Americans love their heroes, idealized warriors ranging from Superman and the Lone Ranger to Rambo and Luke Skywalker. But that image of the single hero fighting battles on his own is problematic when it comes to promoting successful innovations in companies, says Chris Trimble.
"Because of that aspect of American culture, we tend to subscribe to an innovation myth, wherein there is one brilliant and inspired visionary who makes innovation happen by fighting the system, the system being the bureaucracy in a big company," he says. "Somehow, this person overcomes all the red tape that is thrown in front of him or her and wins despite it all. This is just a nutty way to think about innovation. Innovation is much more about teams, special kinds of teams, than it is about individual action."
For more than a decade, Trimble and his partner at Dartmouth's Tuck School of Business, Vijay Govindarajan, have been studying how companies move innovation from the idea to execution. What they found is that companies focus too much on the front end of innovation -- coming up with the brilliant new idea -- and fail to understand how difficult it is to actually bring that idea to fruition. That constitutes The Other Side of Innovation, the title of their book based on extensive case studies of innovation efforts in dozens of companies.
A fundamental premise of the book is that each innovation initiative requires a special kind of team and a specific plan. Each project team actually has two components, a dedicated team that works exclusively on the initiative and the shared staff who work on the innovation project part time while maintaining ongoing operations. Companies must deal with the reality, says Trimble, that "innovation is always in conflict with ongoing operations. Managing innovation is very much a challenge of navigating those conflicts productively. It's tough to do."

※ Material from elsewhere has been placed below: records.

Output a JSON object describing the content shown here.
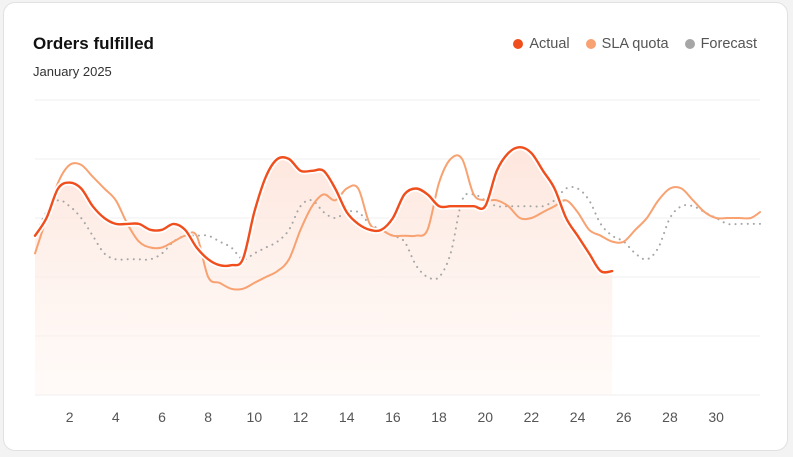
{
  "chart_data": {
    "type": "line",
    "title": "Orders fulfilled",
    "subtitle": "January 2025",
    "x_ticks": [
      "2",
      "4",
      "6",
      "8",
      "10",
      "12",
      "14",
      "16",
      "18",
      "20",
      "22",
      "24",
      "26",
      "28",
      "30"
    ],
    "x_range": [
      0.5,
      31.9
    ],
    "ylim": [
      0,
      50
    ],
    "grid": true,
    "legend_position": "top-right",
    "series": [
      {
        "name": "Actual",
        "color": "#f04e1d",
        "style": "solid",
        "filled": true,
        "x": [
          0.5,
          1,
          1.5,
          2,
          2.5,
          3,
          3.5,
          4,
          4.5,
          5,
          5.5,
          6,
          6.5,
          7,
          7.5,
          8,
          8.5,
          9,
          9.5,
          10,
          10.5,
          11,
          11.5,
          12,
          12.5,
          13,
          13.5,
          14,
          14.5,
          15,
          15.5,
          16,
          16.5,
          17,
          17.5,
          18,
          18.5,
          19,
          19.5,
          20,
          20.5,
          21,
          21.5,
          22,
          22.5,
          23,
          23.5,
          24,
          24.5,
          25,
          25.5
        ],
        "values": [
          27,
          30,
          35,
          36,
          35,
          32,
          30,
          29,
          29,
          29,
          28,
          28,
          29,
          28,
          25,
          23,
          22,
          22,
          23,
          31,
          37,
          40,
          40,
          38,
          38,
          38,
          35,
          31,
          29,
          28,
          28,
          30,
          34,
          35,
          34,
          32,
          32,
          32,
          32,
          32,
          38,
          41,
          42,
          41,
          38,
          35,
          30,
          27,
          24,
          21,
          21
        ]
      },
      {
        "name": "SLA quota",
        "color": "#f8a171",
        "style": "solid",
        "filled": false,
        "x": [
          0.5,
          1,
          1.5,
          2,
          2.5,
          3,
          3.5,
          4,
          4.5,
          5,
          5.5,
          6,
          6.5,
          7,
          7.5,
          8,
          8.5,
          9,
          9.5,
          10,
          10.5,
          11,
          11.5,
          12,
          12.5,
          13,
          13.5,
          14,
          14.5,
          15,
          15.5,
          16,
          16.5,
          17,
          17.5,
          18,
          18.5,
          19,
          19.5,
          20,
          20.5,
          21,
          21.5,
          22,
          22.5,
          23,
          23.5,
          24,
          24.5,
          25,
          25.5,
          26,
          26.5,
          27,
          27.5,
          28,
          28.5,
          29,
          29.5,
          30,
          30.5,
          31,
          31.5,
          31.9
        ],
        "values": [
          24,
          30,
          36,
          39,
          39,
          37,
          35,
          33,
          29,
          26,
          25,
          25,
          26,
          27,
          27,
          20,
          19,
          18,
          18,
          19,
          20,
          21,
          23,
          28,
          32,
          34,
          33,
          35,
          35,
          29,
          28,
          27,
          27,
          27,
          28,
          36,
          40,
          40,
          34,
          33,
          33,
          32,
          30,
          30,
          31,
          32,
          33,
          31,
          28,
          27,
          26,
          26,
          28,
          30,
          33,
          35,
          35,
          33,
          31,
          30,
          30,
          30,
          30,
          31
        ]
      },
      {
        "name": "Forecast",
        "color": "#a6a6a6",
        "style": "dotted",
        "filled": false,
        "x": [
          0.5,
          1,
          1.5,
          2,
          2.5,
          3,
          3.5,
          4,
          4.5,
          5,
          5.5,
          6,
          6.5,
          7,
          7.5,
          8,
          8.5,
          9,
          9.5,
          10,
          10.5,
          11,
          11.5,
          12,
          12.5,
          13,
          13.5,
          14,
          14.5,
          15,
          15.5,
          16,
          16.5,
          17,
          17.5,
          18,
          18.5,
          19,
          19.5,
          20,
          20.5,
          21,
          21.5,
          22,
          22.5,
          23,
          23.5,
          24,
          24.5,
          25,
          25.5,
          26,
          26.5,
          27,
          27.5,
          28,
          28.5,
          29,
          29.5,
          30,
          30.5,
          31,
          31.5,
          31.9
        ],
        "values": [
          27,
          31,
          33,
          32,
          30,
          27,
          24,
          23,
          23,
          23,
          23,
          24,
          26,
          27,
          27,
          27,
          26,
          25,
          23,
          24,
          25,
          26,
          28,
          32,
          33,
          31,
          30,
          31,
          31,
          29,
          28,
          27,
          26,
          22,
          20,
          20,
          24,
          33,
          34,
          33,
          32,
          32,
          32,
          32,
          32,
          33,
          35,
          35,
          33,
          29,
          27,
          26,
          24,
          23,
          25,
          30,
          32,
          32,
          31,
          30,
          29,
          29,
          29,
          29
        ]
      }
    ]
  }
}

In evaluating an innovation project's progress, Govindarajan and Trimble emphasize the need for "disciplined experimentation." They state that "all innovation initiatives, regardless of size, duration or purpose, are projects with uncertain outcomes. They are experiments." Companies must guard against pressures for results that are comfortable and convenient rather than analytical and dispassionate.

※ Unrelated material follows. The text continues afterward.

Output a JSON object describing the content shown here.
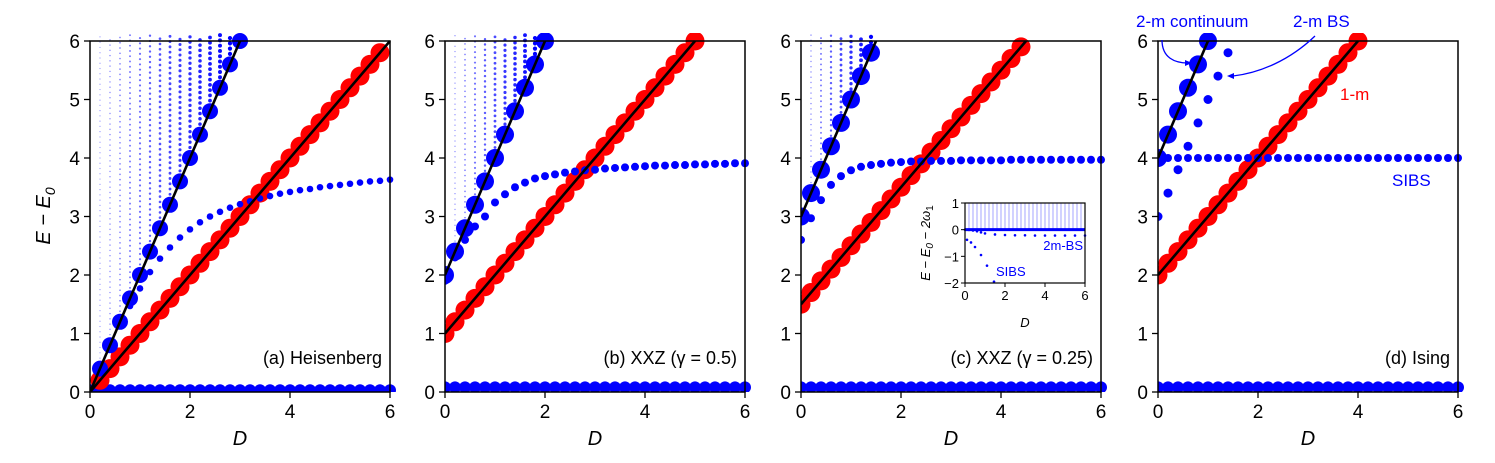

In The Other Side of Innovation, Govindarajan and Trimble urge companies to be careful how the dedicated team is labeled, warning against calling it the "Innovation Team" or some similar sobriquet. "Once you get beyond innovations that are small enough to be handled by a small team in their spare time or that are this year's version of last year's product, you inevitably have to create a dedicated team," says Trimble. "As soon as you do that, you create all kinds of emotions and anxieties and fears." Employees will worry over whether they want to be included on the team or not, and often envy a team that is seen as having some special status.
"The key of success is to create a healthy and vibrant partnership with the rest of the company," Trimble told IndustryWeek. "Too often, that team is seen as the rebels, the contrarians, the people that are fighting the system. When I see that, I know an initiative is in trouble."
Trimble also calls for companies to aim their sights higher when it comes to social responsibility. "We've defined social responsibility as what you are doing when you are not trying to make a profit," he says. "It means stuff that is not connected to the business, for the most part. I think social responsibility should be about emphasizing some kinds of profits over others. Emphasizing profits that are derived from innovations that change the world are something that we should value a great deal more than profits that result from being the big guy in the industry beating up on the little guys or for finding a way to work around regulations. There are easy ways to make a profit and there are harder ways, and the harder ways make a difference and we should value them more."